7th International Conference on Application of Information and Communication Technologies (AICT), Baku, Azerbaycan, 23 - 25 Ekim 2013, ss.384-388

Yayın Türü: Bildiri / Tam Metin Bildiri
Basıldığı Şehir: Baku
Basıldığı Ülke: Azerbaycan
Sayfa Sayıları: ss.384-388
İstanbul Teknik Üniversitesi Adresli: Evet

Özet

Drastically document increase in Web requires semantic web applications in order to lead the Web to its full potential. Extracting important phrases in a document facilitates finding expected information. In this paper, a new approach that is labeling the main subject, main predicate, main location and main date of an electronic document is introduced. The main subject label tells whom or what the document about. The main predicate label tells what the subject is or does.
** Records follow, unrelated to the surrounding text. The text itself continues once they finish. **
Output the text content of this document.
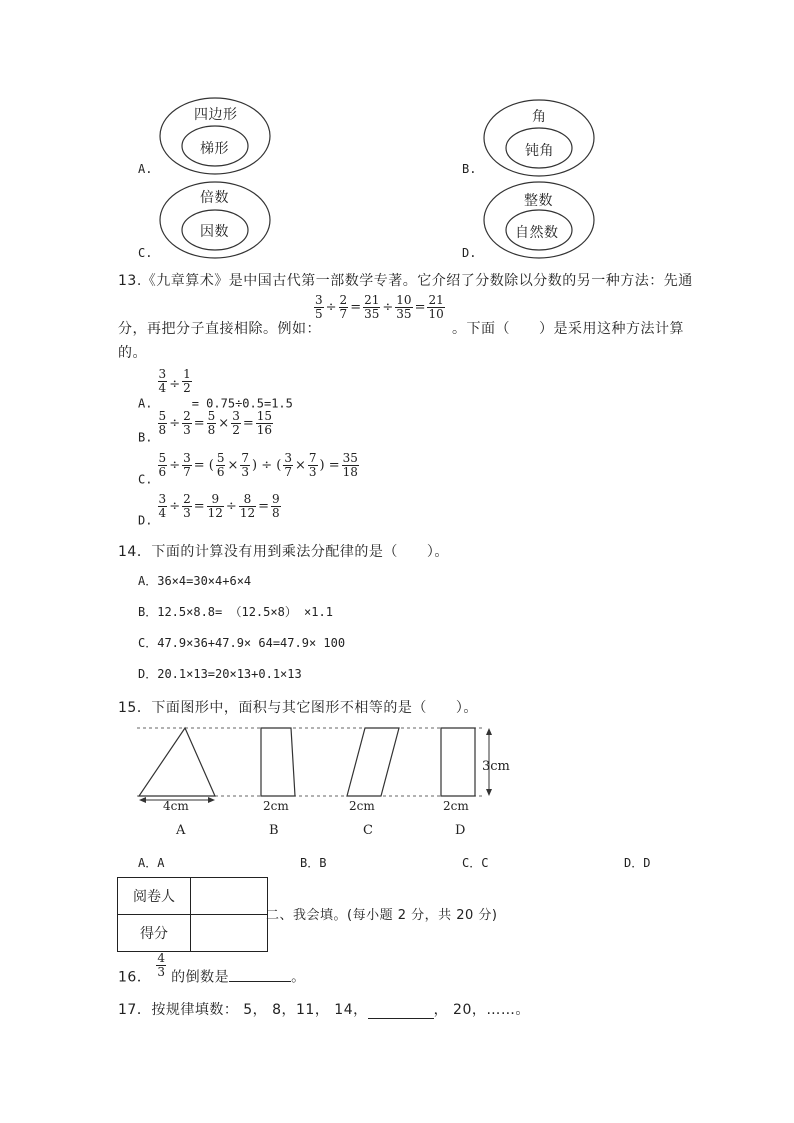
A.
四边形
梯形
B.
角
钝角
C.
倍数
因数
D.
整数
自然数
13.《九章算术》是中国古代第一部数学专著。它介绍了分数除以分数的另一种方法：先通
$\frac{3}{5} \div \frac{2}{7} = \frac{21}{35} \div \frac{10}{35} = \frac{21}{10}$
分，再把分子直接相除。例如：	。下面（　　）是采用这种方法计算
的。
$_{A.}$
$\frac{3}{4} \div \frac{1}{2}$
$_{= 0.75\div 0.5=1.5}$
$_{B.}$
$\frac{5}{8} \div \frac{2}{3} = \frac{5}{8} \times \frac{3}{2} = \frac{15}{16}$
$_{C.}$
$\frac{5}{6} \div \frac{3}{7}$ = ( $\frac{5}{6} \times \frac{7}{3}$ ) ÷ ( $\frac{3}{7} \times \frac{7}{3}$ ) = $\frac{35}{18}$
$_{D.}$
$\frac{3}{4} \div \frac{2}{3} = \frac{9}{12} \div \frac{8}{12} = \frac{9}{8}$
14．下面的计算没有用到乘法分配律的是（　　）。
A．36×4=30×4+6×4
B．12.5×8.8= （12.5×8） ×1.1
C．47.9×36+47.9× 64=47.9× 100
D．20.1×13=20×13+0.1×13
15．下面图形中，面积与其它图形不相等的是（　　）。
4cm	2cm	2cm	2cm
3cm
A	B	C	D
A．A	B．B	C．C	D．D
阅卷人	
得分	
二、我会填。(每小题 2 分，共 20 分)
16． $\frac{4}{3}$ 的倒数是	。
17．按规律填数： 5， 8，11， 14，	， 20，……。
The main location label tells where the activities passed and the main date label tells when the document passed. With the help of this new methodology, extraction of not only high level description of the content, but also the attribute of a phrase in a document is provided. As experimental set, Turkish news stories are selected. To use as a training and test set, manual labeling is made by human annotators. Then, different models for each label are implemented to extract the labels automatically and they are compared to manually labeled results to evaluation process of this study.